Ida B. Wells
Ida B. Wells (1862-1931) was a newspaper editor and journalist who went on to lead the American anti-lynching crusade. Working closely with both African-American community leaders and American suffragists, Wells worked to raise gender issues within the “Race Question” and race issues within the “Woman Question.” Wells was born the daughter of slaves in Holly Springs, Mississippi, on July 16, 1862. During Reconstruction, she was educated at a Missouri Freedman’s School, Rust University, and began teaching school at the age of fourteen. In 1884, she moved to Memphis, Tennessee, where she continued to teach while attending Fisk University during summer sessions. In Tennessee, especially, she was appalled at the poor treatment she and other African-Americans received. After she was forcibly removed from her seat for refusing to move to a “colored car” on the Chesapeake ; Ohio Railroad, the Tennessee Supreme Court rejected her suit against the railroad for violating her civil rights in 1877. This event and the legal struggle that followed it, however, encouraged Wells to continue to oppose racial injustice toward African-Americans. She took up journalism in addition to school teaching, and in 1891, after she had written several newspaper articles critical of the educational opportunities afforded African-American students, her teaching contract was not renewed. Effectively barred from teaching, she invested her savings in a part-interest in the Memphis Free Speech newspaper.

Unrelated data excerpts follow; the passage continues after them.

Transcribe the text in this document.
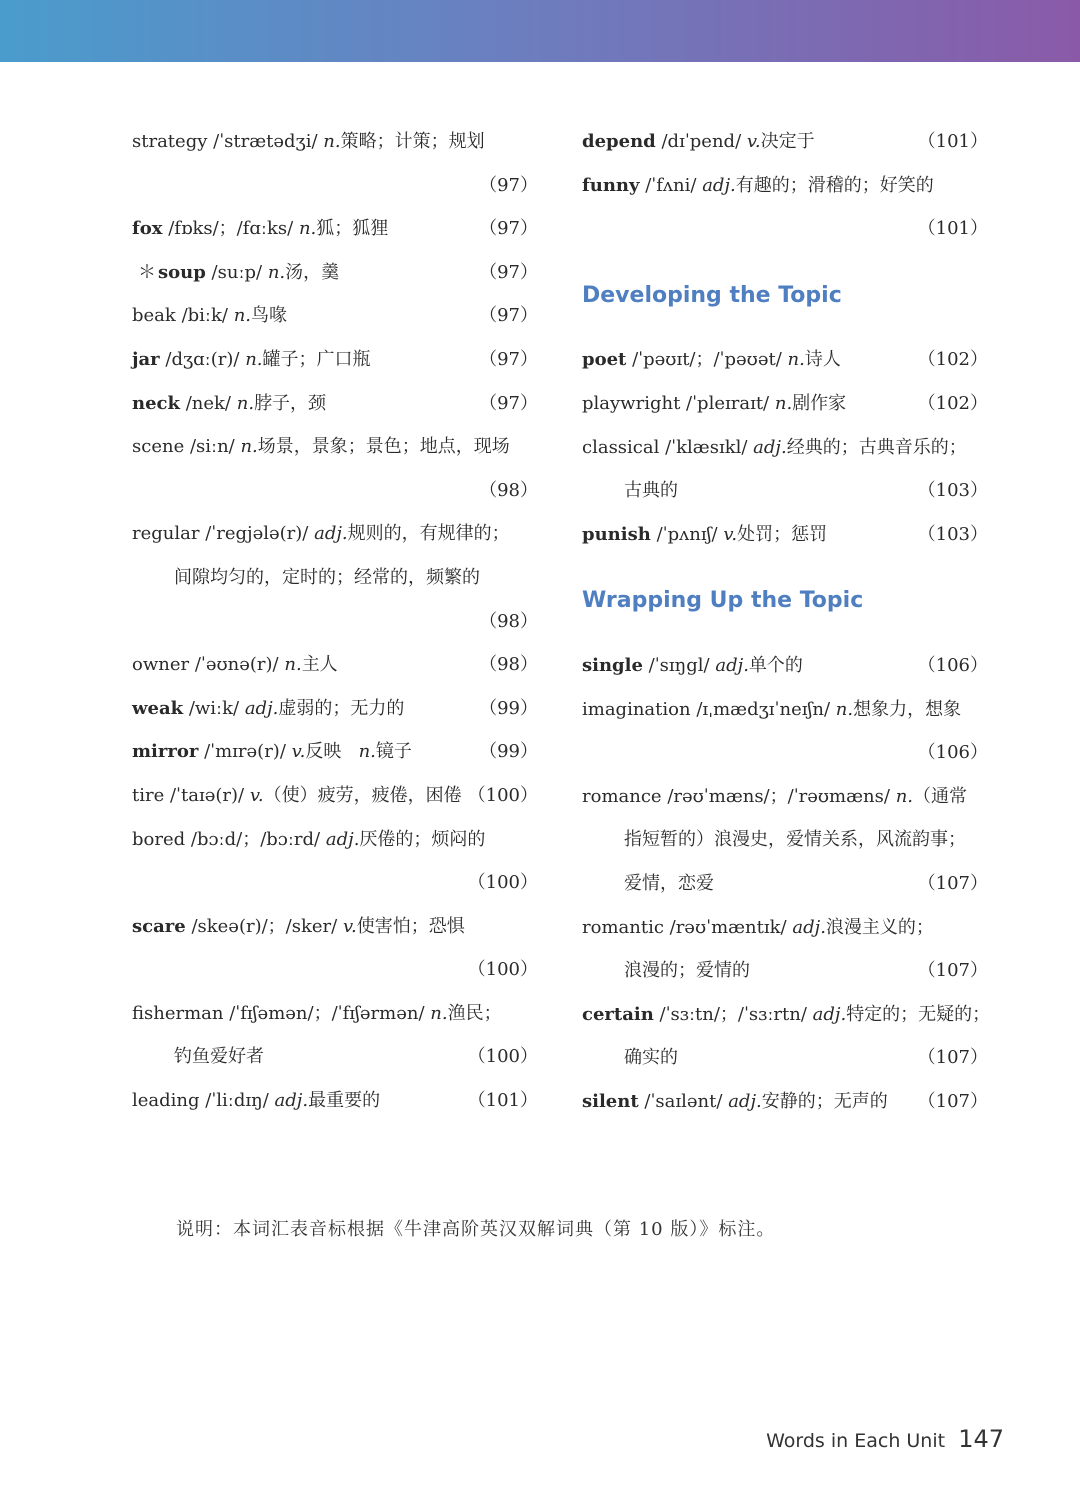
strategy /ˈstrætədʒi/ n.策略；计策；规划
（97）
fox /fɒks/；/fɑːks/ n.狐；狐狸	（97）
＊ soup /suːp/ n.汤，羹	（97）
beak /biːk/ n.鸟喙	（97）
jar /dʒɑː(r)/ n.罐子；广口瓶	（97）
neck /nek/ n.脖子，颈	（97）
scene /siːn/ n.场景，景象；景色；地点，现场
（98）
regular /ˈregjələ(r)/ adj.规则的，有规律的；
间隙均匀的，定时的；经常的，频繁的
（98）
owner /ˈəʊnə(r)/ n.主人	（98）
weak /wiːk/ adj.虚弱的；无力的	（99）
mirror /ˈmɪrə(r)/ v.反映 n.镜子	（99）
tire /ˈtaɪə(r)/ v.（使）疲劳，疲倦，困倦 （100）
bored /bɔːd/；/bɔːrd/ adj.厌倦的；烦闷的
（100）
scare /skeə(r)/；/sker/ v.使害怕；恐惧
（100）
fisherman /ˈfɪʃəmən/；/ˈfɪʃərmən/ n.渔民；
钓鱼爱好者	（100）
leading /ˈliːdɪŋ/ adj.最重要的	（101）
depend /dɪˈpend/ v.决定于	（101）
funny /ˈfʌni/ adj.有趣的；滑稽的；好笑的
（101）
Developing the Topic
poet /ˈpəʊɪt/；/ˈpəʊət/ n.诗人	（102）
playwright /ˈpleɪraɪt/ n.剧作家	（102）
classical /ˈklæsɪkl/ adj.经典的；古典音乐的；
古典的	（103）
punish /ˈpʌnɪʃ/ v.处罚；惩罚	（103）
Wrapping Up the Topic
single /ˈsɪŋgl/ adj.单个的	（106）
imagination /ɪˌmædʒɪˈneɪʃn/ n.想象力，想象
（106）
romance /rəʊˈmæns/；/ˈrəʊmæns/ n.（通常
指短暂的）浪漫史，爱情关系，风流韵事；
爱情，恋爱	（107）
romantic /rəʊˈmæntɪk/ adj.浪漫主义的；
浪漫的；爱情的	（107）
certain /ˈsɜːtn/；/ˈsɜːrtn/ adj.特定的；无疑的；
确实的	（107）
silent /ˈsaɪlənt/ adj.安静的；无声的 （107）
说明：本词汇表音标根据《牛津高阶英汉双解词典（第 10 版）》标注。
Words in Each Unit 147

In 1892, Wells wrote a scathing series of editorials following the lynching of three prominent African-American Memphis businessmen, friends of Wells’s. In the aftermath of the lynching and her outspoken criticism of it, her newspaper’s office was sacked. Wells then moved to New York City, where she continued to write editorials and against lynching, which was at an all time high level in the years after Reconstruction. Joining the staff of The New York Age, Wells became a very respected lecturer and organizer for anti-lynching societies made up of men and women of all races. She traveled throughout the U.S. and went to Britain twice to speak about anti-lynching activities.
In 1895 Wells married Ferdinand L. Barnett, a Chicago lawyer, public official, and publisher of the Conservator. She settled in Chicago and adopted as her married name Ida Wells-Barnett. After 1895 she limited her activities to Chicago, but she was quite active in Chicago’s rapidly growing African-American community. In Chicago she wrote for the Conservator, published an expose of lynching, The Red Record, and organized Chicago women regarding several causes, from anti-lynching to suffrage. From 1898 to 1902, Wells served as secretary of the National Afro-American Council, and in 1910 she founded and became the first president of the Negro Fellowship League.
Throughout her life, Wells was militant in her demands for equality and justice for African-Americans, and insisted that the African-American community must win justice through its own efforts. She attended the 1909 meeting of the Niagara Movement, but she would not take part in the less radical National Association for the Advancement of Colored People, which grew out of the conference. After a life of organizing and writing, she died in Chicago on March 25, 1931.